Along with your response if you can mention city/country you are reporting from that would be great.

Short version:
Once in a while do you have to call customer care number of insurance company, bank, Internet Service Provider, Cellular operator etc.? Do you have to go through annoying IVR and being on hold forever until you can talk to a real person? Does this feel like waste of your time?

Regular version:
Most people have to interact with at least one company in each of the following categories.

  • Internet Service Provider (ISP)
  • Cellular Network Provider
  • Cable TV operator
  • Bank
  • Insurance company

These interactions include information/clarification or service requests of some kind. E.g. billing inquiry, change of plan/scheme, renewals.
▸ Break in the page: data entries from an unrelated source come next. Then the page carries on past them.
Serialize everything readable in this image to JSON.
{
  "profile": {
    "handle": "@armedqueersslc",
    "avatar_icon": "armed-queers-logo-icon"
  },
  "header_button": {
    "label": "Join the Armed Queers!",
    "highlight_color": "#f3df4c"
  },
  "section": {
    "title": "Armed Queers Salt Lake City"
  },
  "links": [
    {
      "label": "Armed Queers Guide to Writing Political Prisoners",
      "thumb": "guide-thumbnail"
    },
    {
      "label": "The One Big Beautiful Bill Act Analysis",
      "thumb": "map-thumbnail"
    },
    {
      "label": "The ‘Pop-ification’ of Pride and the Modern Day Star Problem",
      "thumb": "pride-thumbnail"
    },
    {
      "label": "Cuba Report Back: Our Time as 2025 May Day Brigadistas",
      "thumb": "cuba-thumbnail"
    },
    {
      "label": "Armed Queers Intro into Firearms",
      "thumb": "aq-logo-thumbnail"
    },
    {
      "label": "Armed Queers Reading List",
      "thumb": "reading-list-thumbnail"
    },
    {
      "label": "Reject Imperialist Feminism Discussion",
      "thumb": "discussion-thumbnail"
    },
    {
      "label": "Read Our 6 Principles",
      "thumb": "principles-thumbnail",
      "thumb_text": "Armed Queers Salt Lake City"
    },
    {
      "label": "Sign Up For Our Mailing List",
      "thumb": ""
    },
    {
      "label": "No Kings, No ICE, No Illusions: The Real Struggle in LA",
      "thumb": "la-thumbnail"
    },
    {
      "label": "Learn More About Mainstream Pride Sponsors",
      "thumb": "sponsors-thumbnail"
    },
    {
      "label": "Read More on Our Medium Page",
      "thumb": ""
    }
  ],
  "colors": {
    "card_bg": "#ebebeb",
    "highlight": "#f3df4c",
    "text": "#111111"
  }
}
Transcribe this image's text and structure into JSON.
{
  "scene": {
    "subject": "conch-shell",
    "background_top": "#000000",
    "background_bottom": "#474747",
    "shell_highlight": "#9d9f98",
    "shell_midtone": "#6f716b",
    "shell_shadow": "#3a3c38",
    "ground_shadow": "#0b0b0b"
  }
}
Every time I need to talk to these providers I go through this cycle:

  1. Find customer support number of the company on google
  2. Retrieve the identification information (account/policy/registration number) from their website/ TV/ Checkbook/Insurance policy
  3. Call up the customer support and hoop through various menu of annoying IVR, optionally key in the identification somewhere in there.
  4. Hold the line, “your call is important to us …blah blah blah…”
  5. Talk to a real person (customer service rep) who probably asks you the same identification again. Wait while he pulls up your account.
  6. You explain what you are calling about. He puts you on hold while he digs for relevant details.
  7. At this point, if you are lucky your query gets answered. Otherwise some more rounds of hold/unhold follows until he/she finally finds what you want.

All of this is really inefficient, boring and costs me anywhere between 10 to 30 minutes of my life. For companies that customer service time is cost, literally. Do you think this is a problem worth solving?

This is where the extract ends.